The good news is, most self-builders have the dogged determination to drag a project over the line, which means you probably won’t fail on your mission. The bad news is, if you do fail, it will be because you ran out of money. So, to avoid making a Grand Designs style overspending faux pas, you need to set a budget and then work out what choices you can make within that. You need to consider the land purchase costs, the architectural rendering costs, the costs of labor, how much the poor access will add to your total spend, what materials are going to be the best value and just about everything else you can think of. You will also need to include around a 12% contingency fund knowing that Murphy’s Law applies more than ever in the building game. If it can happen then it will happen. Basically, there is no such thing as too much detail.

It’s Cheaper To Hire The Best

Who you choose to take on your project will have a huge influence over how smoothly it runs. The best way to do this is to get clued up on the difference between a cheap quote and one that is good value. Yes, there is a huge difference. As a golden rule, don’t trust a tradesman who can be available tomorrow. There is a reason why they are not busy at a time when the industry is. So, do your research, use the specialist sites that are available, speak to other self-builders in the area and ask for references because, if you choose the right people, then you will find your project management role becomes a lot – and we mean a lot – easier. Prices may be higher at the front end, but getting great quality the first time around is a lot less expensive than hiring an incompetent tradesman that puts your project at risk.

Always Protect Your Investment

We’ve covered the budget part of this process and that means you have now realized that this little project is going to cost you a lot (read: all) of your money.
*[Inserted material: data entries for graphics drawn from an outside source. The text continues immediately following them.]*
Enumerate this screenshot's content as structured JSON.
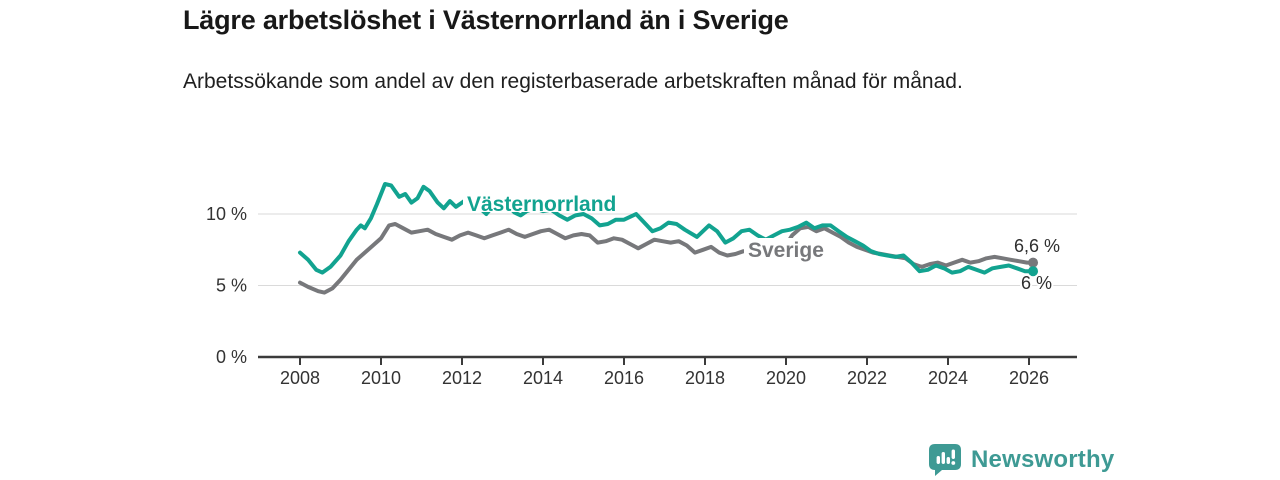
{
  "header": {
    "title": "Lägre arbetslöshet i Västernorrland än i Sverige",
    "subtitle": "Arbetssökande som andel av den registerbaserade arbetskraften månad för månad."
  },
  "footer": {
    "brand": "Newsworthy",
    "brand_color": "#3e9a94",
    "logo_icon": "bar-chart-speech-bubble-icon"
  },
  "chart_data": {
    "type": "line",
    "title": "Lägre arbetslöshet i Västernorrland än i Sverige",
    "subtitle": "Arbetssökande som andel av den registerbaserade arbetskraften månad för månad.",
    "xlabel": "",
    "ylabel": "",
    "grid": "horizontal",
    "legend": "inline-labels",
    "xlim": [
      2007,
      2027.2
    ],
    "ylim": [
      0,
      12.5
    ],
    "x_ticks": [
      2008,
      2010,
      2012,
      2014,
      2016,
      2018,
      2020,
      2022,
      2024,
      2026
    ],
    "y_ticks": [
      {
        "value": 0,
        "label": "0 %"
      },
      {
        "value": 5,
        "label": "5 %"
      },
      {
        "value": 10,
        "label": "10 %"
      }
    ],
    "grid_color": "#dadada",
    "axis_color": "#3b3b3b",
    "tick_label_color": "#333333",
    "end_label_color": "#2f2f2f",
    "series": [
      {
        "name": "Sverige",
        "color": "#77787b",
        "end_label": "6,6 %",
        "last_value": 6.6,
        "points": [
          [
            2008.0,
            5.2
          ],
          [
            2008.2,
            4.9
          ],
          [
            2008.45,
            4.6
          ],
          [
            2008.6,
            4.5
          ],
          [
            2008.8,
            4.8
          ],
          [
            2009.0,
            5.4
          ],
          [
            2009.2,
            6.1
          ],
          [
            2009.4,
            6.8
          ],
          [
            2009.6,
            7.3
          ],
          [
            2009.8,
            7.8
          ],
          [
            2010.0,
            8.3
          ],
          [
            2010.2,
            9.2
          ],
          [
            2010.35,
            9.3
          ],
          [
            2010.55,
            9.0
          ],
          [
            2010.75,
            8.7
          ],
          [
            2010.95,
            8.8
          ],
          [
            2011.15,
            8.9
          ],
          [
            2011.35,
            8.6
          ],
          [
            2011.55,
            8.4
          ],
          [
            2011.75,
            8.2
          ],
          [
            2011.95,
            8.5
          ],
          [
            2012.15,
            8.7
          ],
          [
            2012.35,
            8.5
          ],
          [
            2012.55,
            8.3
          ],
          [
            2012.75,
            8.5
          ],
          [
            2012.95,
            8.7
          ],
          [
            2013.15,
            8.9
          ],
          [
            2013.35,
            8.6
          ],
          [
            2013.55,
            8.4
          ],
          [
            2013.75,
            8.6
          ],
          [
            2013.95,
            8.8
          ],
          [
            2014.15,
            8.9
          ],
          [
            2014.35,
            8.6
          ],
          [
            2014.55,
            8.3
          ],
          [
            2014.75,
            8.5
          ],
          [
            2014.95,
            8.6
          ],
          [
            2015.15,
            8.5
          ],
          [
            2015.35,
            8.0
          ],
          [
            2015.55,
            8.1
          ],
          [
            2015.75,
            8.3
          ],
          [
            2015.95,
            8.2
          ],
          [
            2016.15,
            7.9
          ],
          [
            2016.35,
            7.6
          ],
          [
            2016.55,
            7.9
          ],
          [
            2016.75,
            8.2
          ],
          [
            2016.95,
            8.1
          ],
          [
            2017.15,
            8.0
          ],
          [
            2017.35,
            8.1
          ],
          [
            2017.55,
            7.8
          ],
          [
            2017.75,
            7.3
          ],
          [
            2017.95,
            7.5
          ],
          [
            2018.15,
            7.7
          ],
          [
            2018.35,
            7.3
          ],
          [
            2018.55,
            7.1
          ],
          [
            2018.75,
            7.2
          ],
          [
            2018.95,
            7.4
          ],
          [
            2019.15,
            7.3
          ],
          [
            2019.35,
            7.1
          ],
          [
            2019.55,
            7.2
          ],
          [
            2019.75,
            7.3
          ],
          [
            2019.95,
            7.6
          ],
          [
            2020.15,
            8.5
          ],
          [
            2020.35,
            9.0
          ],
          [
            2020.55,
            9.1
          ],
          [
            2020.75,
            8.8
          ],
          [
            2020.95,
            9.0
          ],
          [
            2021.15,
            8.7
          ],
          [
            2021.35,
            8.4
          ],
          [
            2021.55,
            8.0
          ],
          [
            2021.75,
            7.7
          ],
          [
            2021.95,
            7.5
          ],
          [
            2022.15,
            7.3
          ],
          [
            2022.35,
            7.2
          ],
          [
            2022.55,
            7.1
          ],
          [
            2022.75,
            7.0
          ],
          [
            2022.95,
            6.9
          ],
          [
            2023.15,
            6.5
          ],
          [
            2023.35,
            6.3
          ],
          [
            2023.55,
            6.5
          ],
          [
            2023.75,
            6.6
          ],
          [
            2023.95,
            6.4
          ],
          [
            2024.15,
            6.6
          ],
          [
            2024.35,
            6.8
          ],
          [
            2024.55,
            6.6
          ],
          [
            2024.75,
            6.7
          ],
          [
            2024.95,
            6.9
          ],
          [
            2025.15,
            7.0
          ],
          [
            2025.35,
            6.9
          ],
          [
            2025.55,
            6.8
          ],
          [
            2025.75,
            6.7
          ],
          [
            2025.95,
            6.6
          ],
          [
            2026.1,
            6.6
          ]
        ]
      },
      {
        "name": "Västernorrland",
        "color": "#12a390",
        "end_label": "6 %",
        "last_value": 6.0,
        "points": [
          [
            2008.0,
            7.3
          ],
          [
            2008.2,
            6.8
          ],
          [
            2008.4,
            6.1
          ],
          [
            2008.55,
            5.9
          ],
          [
            2008.75,
            6.3
          ],
          [
            2009.0,
            7.1
          ],
          [
            2009.2,
            8.1
          ],
          [
            2009.4,
            8.9
          ],
          [
            2009.5,
            9.2
          ],
          [
            2009.6,
            9.0
          ],
          [
            2009.75,
            9.7
          ],
          [
            2009.9,
            10.7
          ],
          [
            2010.1,
            12.1
          ],
          [
            2010.25,
            12.0
          ],
          [
            2010.45,
            11.2
          ],
          [
            2010.6,
            11.4
          ],
          [
            2010.75,
            10.8
          ],
          [
            2010.9,
            11.1
          ],
          [
            2011.05,
            11.9
          ],
          [
            2011.2,
            11.6
          ],
          [
            2011.4,
            10.8
          ],
          [
            2011.55,
            10.4
          ],
          [
            2011.7,
            10.9
          ],
          [
            2011.85,
            10.5
          ],
          [
            2012.0,
            10.8
          ],
          [
            2012.2,
            11.2
          ],
          [
            2012.4,
            10.5
          ],
          [
            2012.6,
            10.0
          ],
          [
            2012.75,
            10.5
          ],
          [
            2012.9,
            10.9
          ],
          [
            2013.1,
            10.7
          ],
          [
            2013.3,
            10.1
          ],
          [
            2013.45,
            9.9
          ],
          [
            2013.6,
            10.2
          ],
          [
            2013.8,
            10.4
          ],
          [
            2014.0,
            10.2
          ],
          [
            2014.2,
            10.3
          ],
          [
            2014.4,
            9.9
          ],
          [
            2014.6,
            9.6
          ],
          [
            2014.8,
            9.9
          ],
          [
            2015.0,
            10.0
          ],
          [
            2015.2,
            9.7
          ],
          [
            2015.4,
            9.2
          ],
          [
            2015.6,
            9.3
          ],
          [
            2015.8,
            9.6
          ],
          [
            2016.0,
            9.6
          ],
          [
            2016.3,
            10.0
          ],
          [
            2016.5,
            9.4
          ],
          [
            2016.7,
            8.8
          ],
          [
            2016.9,
            9.0
          ],
          [
            2017.1,
            9.4
          ],
          [
            2017.3,
            9.3
          ],
          [
            2017.5,
            8.9
          ],
          [
            2017.8,
            8.4
          ],
          [
            2018.1,
            9.2
          ],
          [
            2018.3,
            8.8
          ],
          [
            2018.5,
            8.0
          ],
          [
            2018.7,
            8.3
          ],
          [
            2018.9,
            8.8
          ],
          [
            2019.1,
            8.9
          ],
          [
            2019.3,
            8.5
          ],
          [
            2019.5,
            8.2
          ],
          [
            2019.7,
            8.5
          ],
          [
            2019.9,
            8.8
          ],
          [
            2020.1,
            8.9
          ],
          [
            2020.3,
            9.1
          ],
          [
            2020.5,
            9.4
          ],
          [
            2020.7,
            9.0
          ],
          [
            2020.9,
            9.2
          ],
          [
            2021.1,
            9.2
          ],
          [
            2021.3,
            8.8
          ],
          [
            2021.5,
            8.4
          ],
          [
            2021.7,
            8.1
          ],
          [
            2021.9,
            7.8
          ],
          [
            2022.1,
            7.4
          ],
          [
            2022.3,
            7.2
          ],
          [
            2022.5,
            7.1
          ],
          [
            2022.7,
            7.0
          ],
          [
            2022.9,
            7.1
          ],
          [
            2023.1,
            6.6
          ],
          [
            2023.3,
            6.0
          ],
          [
            2023.5,
            6.1
          ],
          [
            2023.7,
            6.4
          ],
          [
            2023.9,
            6.2
          ],
          [
            2024.1,
            5.9
          ],
          [
            2024.3,
            6.0
          ],
          [
            2024.5,
            6.3
          ],
          [
            2024.7,
            6.1
          ],
          [
            2024.9,
            5.9
          ],
          [
            2025.1,
            6.2
          ],
          [
            2025.3,
            6.3
          ],
          [
            2025.5,
            6.4
          ],
          [
            2025.7,
            6.2
          ],
          [
            2025.9,
            6.0
          ],
          [
            2026.1,
            6.0
          ]
        ]
      }
    ]
  }
}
That is quite the risk you are running, which is why you need to make sure you cover your liability should anything go wrong – and there is nothing to say it won’t. To help point you in the right direction, there is no point wasting your time looking for the best domestic insurance quote or taking out a content insurance policy for the simple fact they don’t cover self-builds. What you need is a self-build insurance policy. Simple. It is also well worth taking out some form of a structural warranty that covers at least the first ten years.

And there we have it; you first furor into managing a self-build project without any of the stress.